One in a Million - Backstreet boys
Yes! My life is One In a MILLION!!!!

14. What do you want to be when you grow up?
Mighty to save - Hillsong
I wanna save people! Just as Jesus saved me!

15. What do you think of when you see the person you like?
When the stars go blue - The Corrs
Hahaha. I think too much already when I see 'YOU' until I see the blinking stars as blue in colour.

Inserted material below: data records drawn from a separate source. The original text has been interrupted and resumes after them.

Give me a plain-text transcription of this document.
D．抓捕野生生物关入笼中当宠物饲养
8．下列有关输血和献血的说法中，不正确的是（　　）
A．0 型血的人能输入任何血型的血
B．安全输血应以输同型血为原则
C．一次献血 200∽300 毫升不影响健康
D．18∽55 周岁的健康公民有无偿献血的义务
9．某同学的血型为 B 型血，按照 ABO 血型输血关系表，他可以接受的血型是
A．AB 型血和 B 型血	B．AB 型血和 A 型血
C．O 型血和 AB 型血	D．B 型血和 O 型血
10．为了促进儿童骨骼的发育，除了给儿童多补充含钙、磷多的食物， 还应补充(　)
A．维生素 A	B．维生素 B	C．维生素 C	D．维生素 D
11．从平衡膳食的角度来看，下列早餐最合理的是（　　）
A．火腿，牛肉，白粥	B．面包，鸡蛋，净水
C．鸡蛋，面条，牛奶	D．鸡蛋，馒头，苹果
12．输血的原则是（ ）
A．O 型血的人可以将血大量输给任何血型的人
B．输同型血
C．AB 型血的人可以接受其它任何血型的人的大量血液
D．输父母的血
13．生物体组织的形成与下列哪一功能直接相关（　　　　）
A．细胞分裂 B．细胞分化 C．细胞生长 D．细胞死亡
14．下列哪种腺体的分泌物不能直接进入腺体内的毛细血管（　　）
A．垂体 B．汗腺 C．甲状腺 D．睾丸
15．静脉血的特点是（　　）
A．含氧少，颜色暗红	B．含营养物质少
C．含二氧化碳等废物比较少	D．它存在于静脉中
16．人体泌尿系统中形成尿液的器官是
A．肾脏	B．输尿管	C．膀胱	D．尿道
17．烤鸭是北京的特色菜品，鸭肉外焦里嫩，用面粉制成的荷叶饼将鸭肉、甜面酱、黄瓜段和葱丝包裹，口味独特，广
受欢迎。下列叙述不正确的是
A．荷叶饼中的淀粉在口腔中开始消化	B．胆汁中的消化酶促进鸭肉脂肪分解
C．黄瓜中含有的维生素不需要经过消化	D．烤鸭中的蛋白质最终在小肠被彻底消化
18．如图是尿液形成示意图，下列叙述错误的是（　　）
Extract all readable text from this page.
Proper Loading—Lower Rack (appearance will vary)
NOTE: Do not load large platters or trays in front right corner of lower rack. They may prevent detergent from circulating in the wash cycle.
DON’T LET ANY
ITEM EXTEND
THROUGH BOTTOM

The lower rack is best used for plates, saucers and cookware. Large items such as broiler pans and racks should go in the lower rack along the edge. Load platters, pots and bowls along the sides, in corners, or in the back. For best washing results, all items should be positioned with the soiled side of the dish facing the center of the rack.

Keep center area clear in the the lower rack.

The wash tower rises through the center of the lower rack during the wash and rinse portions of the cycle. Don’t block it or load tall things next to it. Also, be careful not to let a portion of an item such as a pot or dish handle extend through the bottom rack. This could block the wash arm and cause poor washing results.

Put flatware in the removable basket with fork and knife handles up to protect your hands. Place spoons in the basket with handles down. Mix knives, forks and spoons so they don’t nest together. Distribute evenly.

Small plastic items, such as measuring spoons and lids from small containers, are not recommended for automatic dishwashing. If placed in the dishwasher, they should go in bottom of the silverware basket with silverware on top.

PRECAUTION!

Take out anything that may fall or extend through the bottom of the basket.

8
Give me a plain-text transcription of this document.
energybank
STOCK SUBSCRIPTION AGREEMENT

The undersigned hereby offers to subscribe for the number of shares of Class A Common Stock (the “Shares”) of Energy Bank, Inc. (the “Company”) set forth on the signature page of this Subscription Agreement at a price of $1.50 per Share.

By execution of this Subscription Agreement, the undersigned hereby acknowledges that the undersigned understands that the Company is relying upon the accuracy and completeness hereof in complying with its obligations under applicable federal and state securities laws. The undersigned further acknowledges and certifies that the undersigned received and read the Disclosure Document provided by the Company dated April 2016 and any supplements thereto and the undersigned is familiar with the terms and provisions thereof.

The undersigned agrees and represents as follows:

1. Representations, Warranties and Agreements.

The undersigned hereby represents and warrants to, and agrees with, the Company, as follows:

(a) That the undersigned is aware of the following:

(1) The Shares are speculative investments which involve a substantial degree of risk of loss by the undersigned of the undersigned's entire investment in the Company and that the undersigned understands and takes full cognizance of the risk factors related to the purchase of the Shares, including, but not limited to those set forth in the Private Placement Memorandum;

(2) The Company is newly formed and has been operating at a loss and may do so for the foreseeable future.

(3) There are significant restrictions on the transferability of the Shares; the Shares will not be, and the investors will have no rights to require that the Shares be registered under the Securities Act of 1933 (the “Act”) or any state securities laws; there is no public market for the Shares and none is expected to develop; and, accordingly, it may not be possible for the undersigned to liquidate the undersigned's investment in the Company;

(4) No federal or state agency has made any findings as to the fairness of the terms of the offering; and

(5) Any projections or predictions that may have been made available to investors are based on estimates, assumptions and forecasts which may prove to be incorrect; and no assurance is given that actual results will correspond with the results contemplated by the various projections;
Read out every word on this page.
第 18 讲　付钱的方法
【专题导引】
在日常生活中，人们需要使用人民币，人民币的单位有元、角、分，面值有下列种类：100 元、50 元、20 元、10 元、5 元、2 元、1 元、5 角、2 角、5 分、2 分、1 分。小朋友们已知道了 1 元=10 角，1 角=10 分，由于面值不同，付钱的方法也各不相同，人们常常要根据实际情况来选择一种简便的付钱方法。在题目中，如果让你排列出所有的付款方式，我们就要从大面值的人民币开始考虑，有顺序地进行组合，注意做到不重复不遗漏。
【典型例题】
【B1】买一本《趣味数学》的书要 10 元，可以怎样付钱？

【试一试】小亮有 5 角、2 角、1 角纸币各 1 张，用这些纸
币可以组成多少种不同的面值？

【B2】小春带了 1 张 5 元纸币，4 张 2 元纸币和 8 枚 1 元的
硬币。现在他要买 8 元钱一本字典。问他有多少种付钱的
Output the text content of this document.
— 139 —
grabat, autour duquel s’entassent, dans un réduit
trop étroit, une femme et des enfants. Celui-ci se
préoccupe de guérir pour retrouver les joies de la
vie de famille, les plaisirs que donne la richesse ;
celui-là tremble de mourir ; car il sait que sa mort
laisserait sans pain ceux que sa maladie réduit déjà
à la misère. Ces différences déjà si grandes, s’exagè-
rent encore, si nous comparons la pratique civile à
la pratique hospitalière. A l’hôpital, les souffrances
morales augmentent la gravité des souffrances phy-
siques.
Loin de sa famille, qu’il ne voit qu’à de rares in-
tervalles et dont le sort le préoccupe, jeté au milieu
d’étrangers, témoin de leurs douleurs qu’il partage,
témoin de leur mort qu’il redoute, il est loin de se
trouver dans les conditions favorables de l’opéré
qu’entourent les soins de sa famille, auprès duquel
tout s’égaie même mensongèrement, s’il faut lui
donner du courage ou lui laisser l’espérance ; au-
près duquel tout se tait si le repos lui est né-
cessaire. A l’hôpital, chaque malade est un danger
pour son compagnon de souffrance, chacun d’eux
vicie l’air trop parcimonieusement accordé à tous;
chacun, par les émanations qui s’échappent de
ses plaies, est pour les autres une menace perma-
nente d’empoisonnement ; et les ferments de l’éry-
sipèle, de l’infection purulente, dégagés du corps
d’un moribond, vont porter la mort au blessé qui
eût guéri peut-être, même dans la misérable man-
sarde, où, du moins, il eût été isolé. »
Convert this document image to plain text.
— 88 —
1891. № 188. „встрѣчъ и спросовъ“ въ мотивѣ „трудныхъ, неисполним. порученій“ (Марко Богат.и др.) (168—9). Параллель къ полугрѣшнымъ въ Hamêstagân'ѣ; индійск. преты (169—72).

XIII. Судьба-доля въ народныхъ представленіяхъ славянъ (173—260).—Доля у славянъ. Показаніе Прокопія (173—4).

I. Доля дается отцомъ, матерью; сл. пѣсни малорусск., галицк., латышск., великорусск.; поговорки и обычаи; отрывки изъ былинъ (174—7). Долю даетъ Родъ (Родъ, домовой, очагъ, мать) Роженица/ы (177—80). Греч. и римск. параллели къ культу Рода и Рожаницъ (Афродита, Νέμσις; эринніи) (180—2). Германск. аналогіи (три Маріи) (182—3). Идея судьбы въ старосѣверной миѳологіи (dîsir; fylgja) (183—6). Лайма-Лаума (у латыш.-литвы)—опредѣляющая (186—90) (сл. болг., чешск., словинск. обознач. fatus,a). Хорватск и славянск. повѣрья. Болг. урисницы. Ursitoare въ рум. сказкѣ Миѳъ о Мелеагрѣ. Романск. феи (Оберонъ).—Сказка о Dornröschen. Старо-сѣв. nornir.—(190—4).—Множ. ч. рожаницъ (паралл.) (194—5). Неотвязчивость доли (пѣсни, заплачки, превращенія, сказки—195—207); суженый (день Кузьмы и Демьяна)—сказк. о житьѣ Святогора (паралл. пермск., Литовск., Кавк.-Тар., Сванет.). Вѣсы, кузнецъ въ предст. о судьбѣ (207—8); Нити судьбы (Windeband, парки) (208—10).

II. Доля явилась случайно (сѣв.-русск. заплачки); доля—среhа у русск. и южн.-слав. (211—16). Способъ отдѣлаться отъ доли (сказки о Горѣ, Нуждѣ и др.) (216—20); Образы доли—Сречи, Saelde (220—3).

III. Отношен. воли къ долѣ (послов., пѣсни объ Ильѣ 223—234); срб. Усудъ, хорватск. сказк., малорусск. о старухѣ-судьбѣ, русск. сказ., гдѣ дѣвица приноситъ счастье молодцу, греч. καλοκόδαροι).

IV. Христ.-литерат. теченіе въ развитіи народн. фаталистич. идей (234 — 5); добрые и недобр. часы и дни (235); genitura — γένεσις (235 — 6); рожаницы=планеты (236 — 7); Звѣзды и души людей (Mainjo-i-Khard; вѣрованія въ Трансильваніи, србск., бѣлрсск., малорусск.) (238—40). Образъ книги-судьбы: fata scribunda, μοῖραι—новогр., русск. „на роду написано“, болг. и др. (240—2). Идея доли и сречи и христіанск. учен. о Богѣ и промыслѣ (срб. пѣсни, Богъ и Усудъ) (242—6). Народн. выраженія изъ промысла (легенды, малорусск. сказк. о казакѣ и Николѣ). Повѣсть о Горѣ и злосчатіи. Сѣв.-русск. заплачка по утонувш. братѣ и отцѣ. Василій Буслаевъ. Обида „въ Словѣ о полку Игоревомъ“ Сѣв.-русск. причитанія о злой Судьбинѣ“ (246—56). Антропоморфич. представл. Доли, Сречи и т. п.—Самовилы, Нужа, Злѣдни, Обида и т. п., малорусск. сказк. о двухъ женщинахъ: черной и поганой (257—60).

16. What will you dance to at your wedding?
I Kissed A Girl - Katy Perry
A nice and catchy song. But not suitable for my bride to sing xD

17. What will they play at your funeral?
Wait For You - Elliott Yamin
Awwwww... Although I'm not around, they will still wait for me. I love you guys.

19. What is your biggest fear?
Unmistakable - Backstreet Boys
My biggest fear is being seen as unmistakable? Meaning that I can't make mistakes? Maybe.

20. What is your biggest secret?
Just Be Yourself - SHE
What does this mean? My biggest secret is being myself? I guess so. I'm not myself when I'm outside xD

21. What do you think of your friends?
When It All Falls Apart - The Veronicas
I think they will support me when everything falls apart. Like a few days ago when I was so down. I really love my friends.

22. What will you post this as?
Summertime - New Kids On The Block

I guess my tag will end here. Feel free to do this fun tag. I'm too tired to put humor. Haha. Gd night.